I was lucky enough to come across this book as a young teenager and read it from cover to cover. It was eye-opening for me at the time, as the parenting methods that had been used around me never seemed "right" and I finally had a book to resort to when I had questions about them. Penelope was a breath of fresh air for me as I helped care for younger siblings, and then babysat, and went on to work in the childcare field. I am eternally grateful to the greater universe for helping me find this book, which helped lead me on the path I've followed to attatchment parenting and being educated, gentle, and intelligent about raising my own children now.

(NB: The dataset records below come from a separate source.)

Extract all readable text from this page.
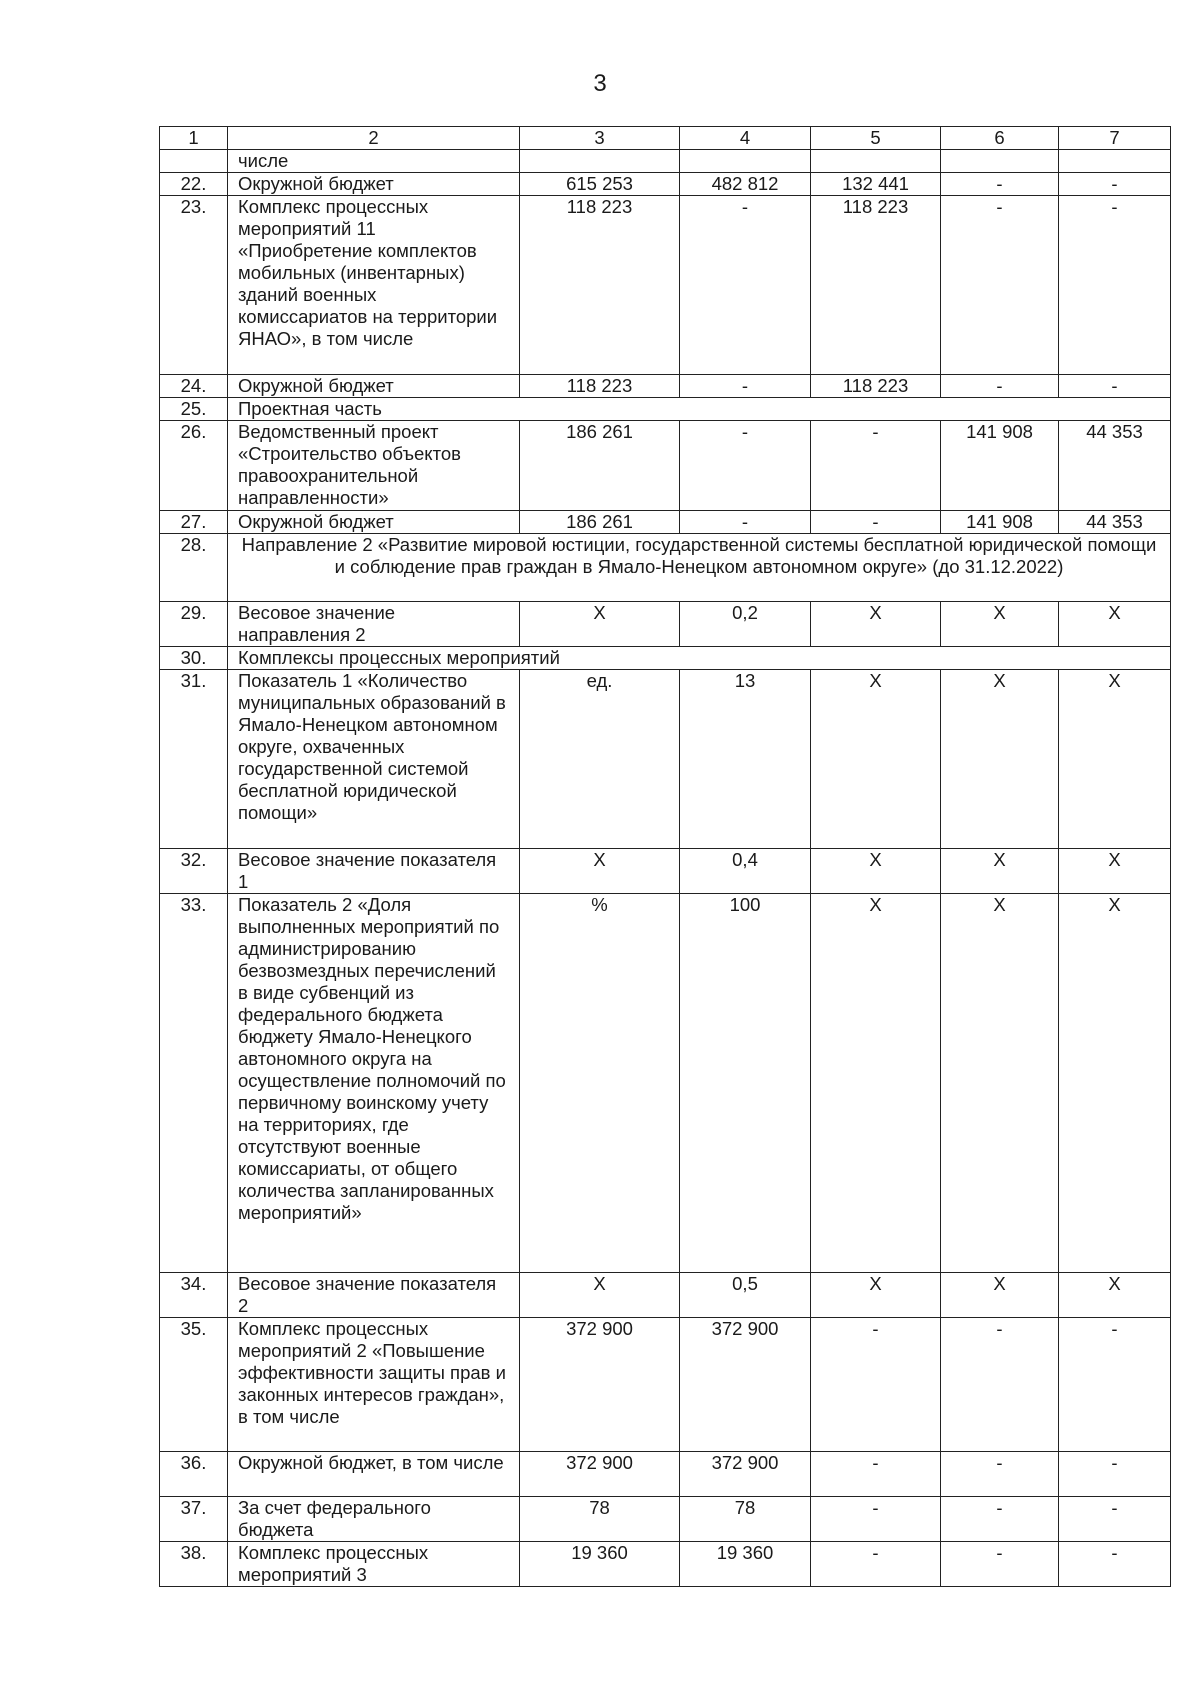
3
1	2	3	4	5	6	7
	числе					
22.	Окружной бюджет	615 253	482 812	132 441	-	-
23.	Комплекс процессных мероприятий 11 «Приобретение комплектов мобильных (инвентарных) зданий военных комиссариатов на территории ЯНАО», в том числе	118 223	-	118 223	-	-
24.	Окружной бюджет	118 223	-	118 223	-	-
25.	Проектная часть					
26.	Ведомственный проект «Строительство объектов правоохранительной направленности»	186 261	-	-	141 908	44 353
27.	Окружной бюджет	186 261	-	-	141 908	44 353
28.	Направление 2 «Развитие мировой юстиции, государственной системы бесплатной юридической помощи и соблюдение прав граждан в Ямало-Ненецком автономном округе» (до 31.12.2022)					
29.	Весовое значение направления 2	X	0,2	X	X	X
30.	Комплексы процессных мероприятий					
31.	Показатель 1 «Количество муниципальных образований в Ямало-Ненецком автономном округе, охваченных государственной системой бесплатной юридической помощи»	ед.	13	X	X	X
32.	Весовое значение показателя 1	X	0,4	X	X	X
33.	Показатель 2 «Доля выполненных мероприятий по администрированию безвозмездных перечислений в виде субвенций из федерального бюджета бюджету Ямало-Ненецкого автономного округа на осуществление полномочий по первичному воинскому учету на территориях, где отсутствуют военные комиссариаты, от общего количества запланированных мероприятий»	%	100	X	X	X
34.	Весовое значение показателя 2	X	0,5	X	X	X
35.	Комплекс процессных мероприятий 2 «Повышение эффективности защиты прав и законных интересов граждан», в том числе	372 900	372 900	-	-	-
36.	Окружной бюджет, в том числе	372 900	372 900	-	-	-
37.	За счет федерального бюджета	78	78	-	-	-
38.	Комплекс процессных мероприятий 3	19 360	19 360	-	-	-
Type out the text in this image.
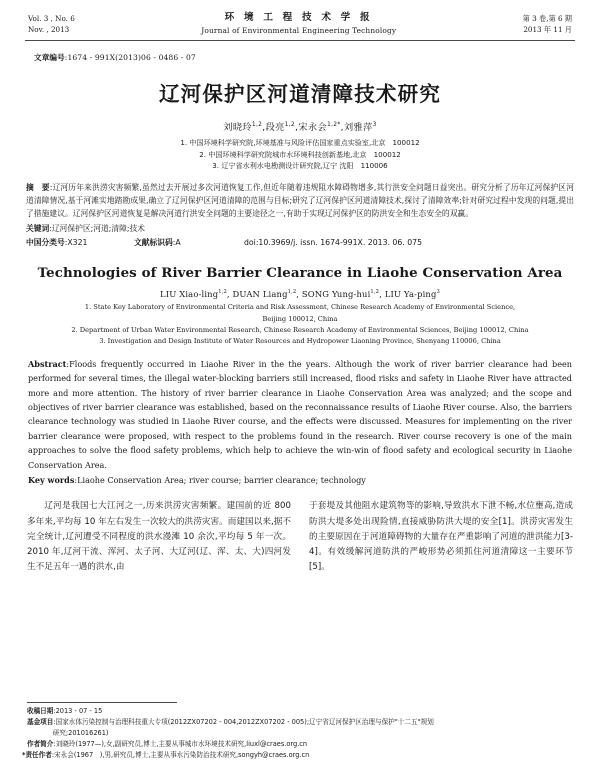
Vol. 3 , No. 6
Nov. , 2013
环 境 工 程 技 术 学 报
Journal of Environmental Engineering Technology
第 3 卷,第 6 期
2013 年 11 月
文章编号:1674 - 991X(2013)06 - 0486 - 07
辽河保护区河道清障技术研究
刘晓玲$^{1,2}$,段亮$^{1,2}$,宋永会$^{1,2*}$,刘雅萍$^3$
1. 中国环境科学研究院,环境基准与风险评估国家重点实验室,北京　100012
2. 中国环境科学研究院城市水环境科技创新基地,北京　100012
3. 辽宁省水利水电勘测设计研究院,辽宁 沈阳　110006
摘　要:辽河历年来洪涝灾害频繁,虽然过去开展过多次河道恢复工作,但近年随着违规阻水障碍物增多,其行洪安全问题日益突出。研究分析了历年辽河保护区河道清障情况,基于河滩实地踏勘成果,确立了辽河保护区河道清障的范围与目标;研究了辽河保护区河道清障技术,探讨了清障效率;针对研究过程中发现的问题,提出了措施建议。辽河保护区河道恢复是解决河道行洪安全问题的主要途径之一,有助于实现辽河保护区的防洪安全和生态安全的双赢。
关键词:辽河保护区;河道;清障;技术
中国分类号:X321	文献标识码:A	doi:10.3969/j. issn. 1674-991X. 2013. 06. 075
Technologies of River Barrier Clearance in Liaohe Conservation Area
LIU Xiao-ling$^{1,2}$, DUAN Liang$^{1,2}$, SONG Yung-hui$^{1,2}$, LIU Ya-ping$^3$
1. State Key Laboratory of Environmental Criteria and Risk Assessment, Chinese Research Academy of Environmental Science,
Beijing 100012, China
2. Department of Urban Water Environmental Research, Chinese Research Academy of Environmental Sciences, Beijing 100012, China
3. Investigation and Design Institute of Water Resources and Hydropower Liaoning Province, Shenyang 110006, China
Abstract:Floods frequently occurred in Liaohe River in the the years. Although the work of river barrier clearance had been performed for several times, the illegal water-blocking barriers still increased, flood risks and safety in Liaohe River have attracted more and more attention. The history of river barrier clearance in Liaohe Conservation Area was analyzed; and the scope and objectives of river barrier clearance was established, based on the reconnaissance results of Liaohe River course. Also, the barriers clearance technology was studied in Liaohe River course, and the effects were discussed. Measures for implementing on the river barrier clearance were proposed, with respect to the problems found in the research. River course recovery is one of the main approaches to solve the flood safety problems, which help to achieve the win-win of flood safety and ecological security in Liaohe Conservation Area.
Key words:Liaohe Conservation Area; river course; barrier clearance; technology

辽河是我国七大江河之一,历来洪涝灾害频繁。建国前的近 800 多年来,平均每 10 年左右发生一次较大的洪涝灾害。而建国以来,据不完全统计,辽河遭受不同程度的洪水漫滩 10 余次,平均每 5 年一次。2010 年,辽河干流、浑河、太子河、大辽河(辽、浑、太、大)四河发生不足五年一遇的洪水,由

于套堤及其他阻水建筑物等的影响,导致洪水下泄不畅,水位壅高,造成防洪大堤多处出现险情,直接威胁防洪大堤的安全[1]。洪涝灾害发生的主要原因在于河道障碍物的大量存在严重影响了河道的泄洪能力[3-4]。有效缓解河道防洪的严峻形势必须抓住河道清障这一主要环节[5]。

收稿日期:2013 - 07 - 15
基金项目:国家水体污染控制与治理科技重大专项(2012ZX07202 - 004,2012ZX07202 - 005);辽宁省辽河保护区治理与保护"十二五"规划
研究;201016261)
作者简介:刘晓玲(1977—),女,副研究员,博士,主要从事城市水环境技术研究,liuxl@craes.org.cn
*责任作者:宋永会(1967　),男,研究员,博士,主要从事水污染防治技术研究,songyh@craes.org.cn
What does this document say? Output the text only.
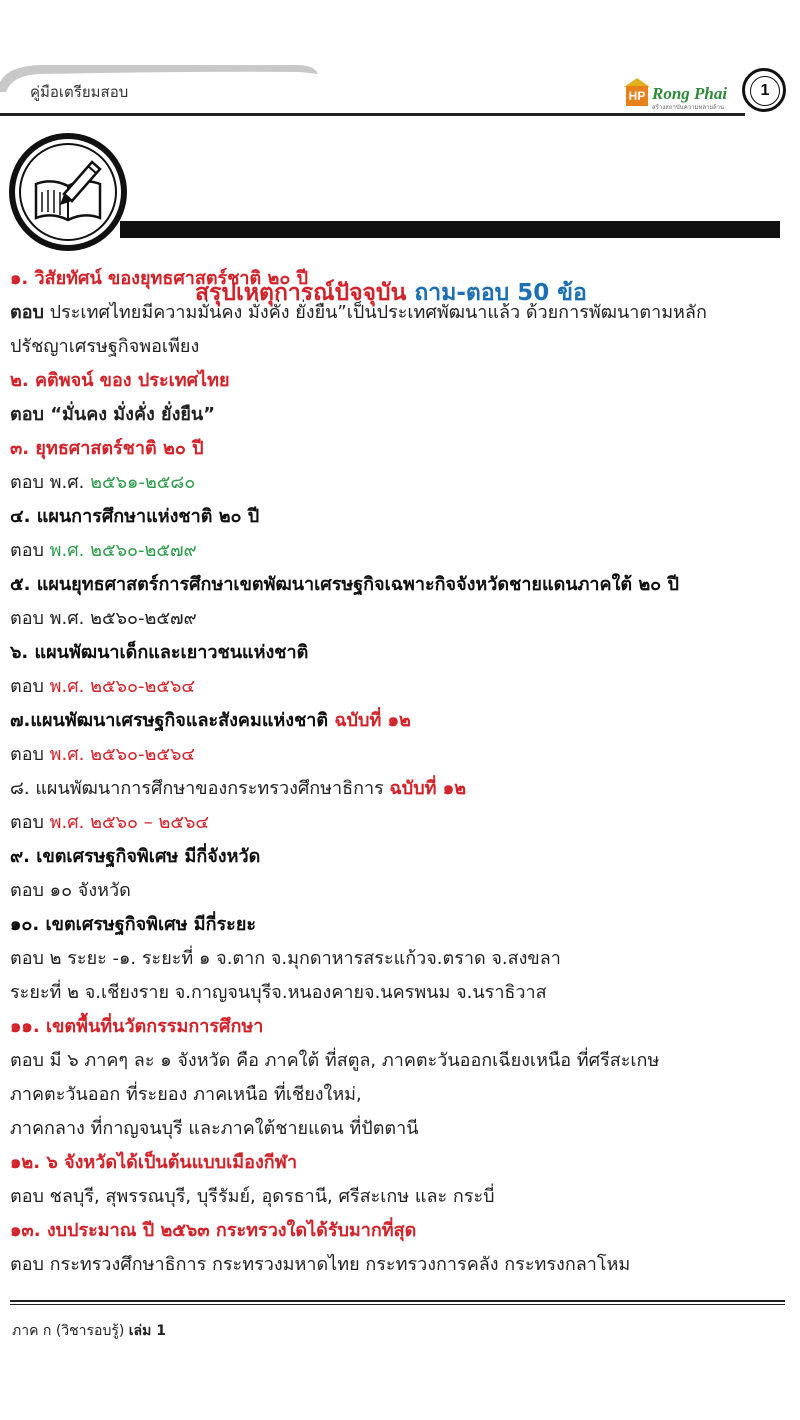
คู่มือเตรียมสอบ	HP Rong Phai
สร้างสถาบันความหลายล้าน
1
สรุปเหตุการณ์ปัจจุบัน ถาม-ตอบ 50 ข้อ
๑. วิสัยทัศน์ ของยุทธศาสตร์ชาติ ๒๐ ปี
ตอบ ประเทศไทยมีความมั่นคง มั่งคั่ง ยั่งยืน”เป็นประเทศพัฒนาแล้ว ด้วยการพัฒนาตามหลัก
ปรัชญาเศรษฐกิจพอเพียง
๒. คติพจน์ ของ ประเทศไทย
ตอบ “มั่นคง มั่งคั่ง ยั่งยืน”
๓. ยุทธศาสตร์ชาติ ๒๐ ปี
ตอบ พ.ศ. ๒๕๖๑-๒๕๘๐
๔. แผนการศึกษาแห่งชาติ ๒๐ ปี
ตอบ พ.ศ. ๒๕๖๐-๒๕๗๙
๕. แผนยุทธศาสตร์การศึกษาเขตพัฒนาเศรษฐกิจเฉพาะกิจจังหวัดชายแดนภาคใต้ ๒๐ ปี
ตอบ พ.ศ. ๒๕๖๐-๒๕๗๙
๖. แผนพัฒนาเด็กและเยาวชนแห่งชาติ
ตอบ พ.ศ. ๒๕๖๐-๒๕๖๔
๗.แผนพัฒนาเศรษฐกิจและสังคมแห่งชาติ ฉบับที่ ๑๒
ตอบ พ.ศ. ๒๕๖๐-๒๕๖๔
๘. แผนพัฒนาการศึกษาของกระทรวงศึกษาธิการ ฉบับที่ ๑๒
ตอบ พ.ศ. ๒๕๖๐ – ๒๕๖๔
๙. เขตเศรษฐกิจพิเศษ มีกี่จังหวัด
ตอบ ๑๐ จังหวัด
๑๐. เขตเศรษฐกิจพิเศษ มีกี่ระยะ
ตอบ ๒ ระยะ -๑. ระยะที่ ๑ จ.ตาก จ.มุกดาหารสระแก้วจ.ตราด จ.สงขลา
ระยะที่ ๒ จ.เชียงราย จ.กาญจนบุรีจ.หนองคายจ.นครพนม จ.นราธิวาส
๑๑. เขตพื้นที่นวัตกรรมการศึกษา
ตอบ มี ๖ ภาคๆ ละ ๑ จังหวัด คือ ภาคใต้ ที่สตูล, ภาคตะวันออกเฉียงเหนือ ที่ศรีสะเกษ
ภาคตะวันออก ที่ระยอง ภาคเหนือ ที่เชียงใหม่,
ภาคกลาง ที่กาญจนบุรี และภาคใต้ชายแดน ที่ปัตตานี
๑๒. ๖ จังหวัดได้เป็นต้นแบบเมืองกีฬา
ตอบ ชลบุรี, สุพรรณบุรี, บุรีรัมย์, อุดรธานี, ศรีสะเกษ และ กระบี่
๑๓. งบประมาณ ปี ๒๕๖๓ กระทรวงใดได้รับมากที่สุด
ตอบ กระทรวงศึกษาธิการ กระทรวงมหาดไทย กระทรวงการคลัง กระทรงกลาโหม
ภาค ก (วิชารอบรู้) เล่ม 1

This review is entirely for the pictures in the book and the love my 17 month old son has for them. I don’t doubt there are other books that feature better pictures of babies, toddlers and their families, but the pictures in this book are wonderful — and there are a lot of them, enough to keep a young toddler engaged for impressive lengths of time, repeatedly for months; and we haven’t even gotten through the entire book. The photographs — and they are photographs, not digital or hollow stock images, are vivid, expressive, and candid, but also functional and straightforward. They also represent a racial and ethnically diverse (albeit heteronormative) group families.
This book rocks. I mean, seriously. Best baby book ever. As a young mother, I was petrified with worries. What to do and not do, what could be dangerous etc. This book was bought is a second hand shop. It was published in 1978, so not long after I was born. It relaxed me so much I cannot tell. So this baby book told me what to do in a 1978 fashion, and in the year 2000 everything had changed about babies. So in the end, I did as I felt it, with much love, and I didn't do anything wrong. My babies are grown up now and they're fine. Thank you Penelope Leach.
This is a great parenting book for first time parents. I recommend this to parents who are "readers". I actually did an analysis of this book for one of my classes and the reading level is much higher than what is recommended for most literature that we give out to the public. There are good efforts made to make the children pictured more "diverse" and I believe the photos and illustrations are one of the book's strengths.
I haven't gotten past age two or so but I figure when I need it I'll get there! I really like the voice of this book, not judgemental and no hard and fast rules - just a lot of information and advice with the first rule being do what works for your baby and you. I borrowed this from the library but ended up asking for it as a registry gift so we have it as a reference, and I've already used it several times.
It's not that this book is bad; it's just nothing special. Beyond ubiquitous childcare basics, it's mostly assertions with nothing given to back them up. The assertions are for the most part kind, sometimes bland, but only occasionally insightful.
Of all the baby books I have read, this one is my favorite. Penelope Leach has a gentle and common sensical approach that is both helpful and reassuring.
Love how this book covers such a broad age range (though by the time my child was 5, I had stopped consulting it). Really practical advice, on just about any subject that comes up in childhood.